The Most Magnificent Maps of the Week


The disorientating effect of the Elastic Terrain Map could mean that it won't be adopted too widely. However it is a very interesting way of visualizing elevation data to give a 3d effect for terrain layers.

The map is billed as a new way to visualize terrain data - and it is certainly that. The magic of the Elastic Terrain Map happens when you pan the map. Wiggle the map and watch it wobble. As you pan and move around the different parts of the map move at different speeds based on the elevation data. The result is that valleys and peaks on the map become much more apparent.


I do love a good collection of vintage maps and the Harvard Map Collection's Sea Atlases is a truly great one. Sea Atlases is a new interactive map showcasing some of the fabulous historical sea charts in the Harvard Map Collection.

Ten atlas volumes were digitized by the Harvard Map Collection, and then georeferenced in order to be able to place them on top of a modern day interactive map. Being able to explore these fantastic vintage sea charts is of course the main attraction of Sea Atlases, but this is only made possible by the beautifully intuitive and well designed interface that allows you to explore the collection by date and by location.


This week I was also really impressed with How to Find Lenin Square, an investigation into the legacy of Soviet rule on the etymology of Ukrainian street names. Twenty Four years after gaining independence from Russia the cities of Ukraine still bear the scars of Soviet rule. The cultural hegemony of Russia over Ukraine can be seen in the country's maps, particularly in the preponderance of Soviet street names.

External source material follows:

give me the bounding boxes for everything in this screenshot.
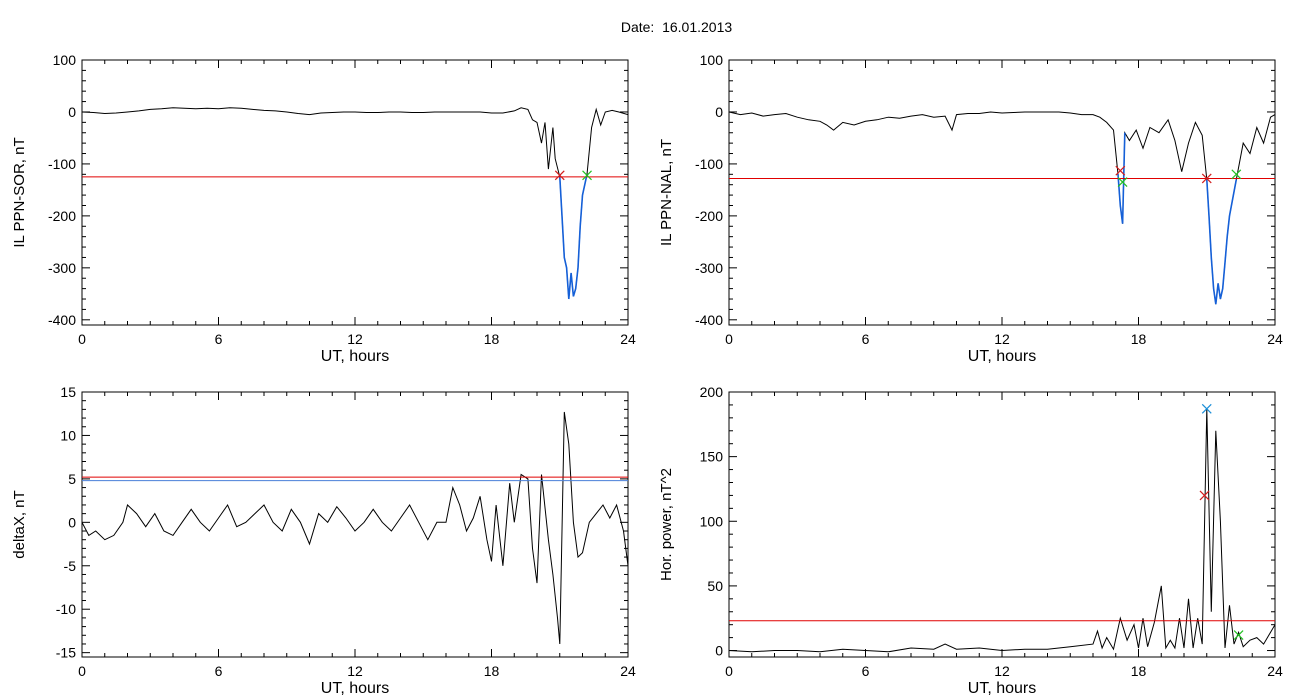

How to Find Lenin Square is a detailed analysis of the frequency and preponderance of Soviet street names in Ukraine. The article includes a number of maps of Ukrainian cities, in which the streets with Soviet era names are colored red. Some of the most popular Russian street names include 'Lenin', 'Felix Dzerzhinsky' (founder of the Russian secret police) and references to the Soviet space program.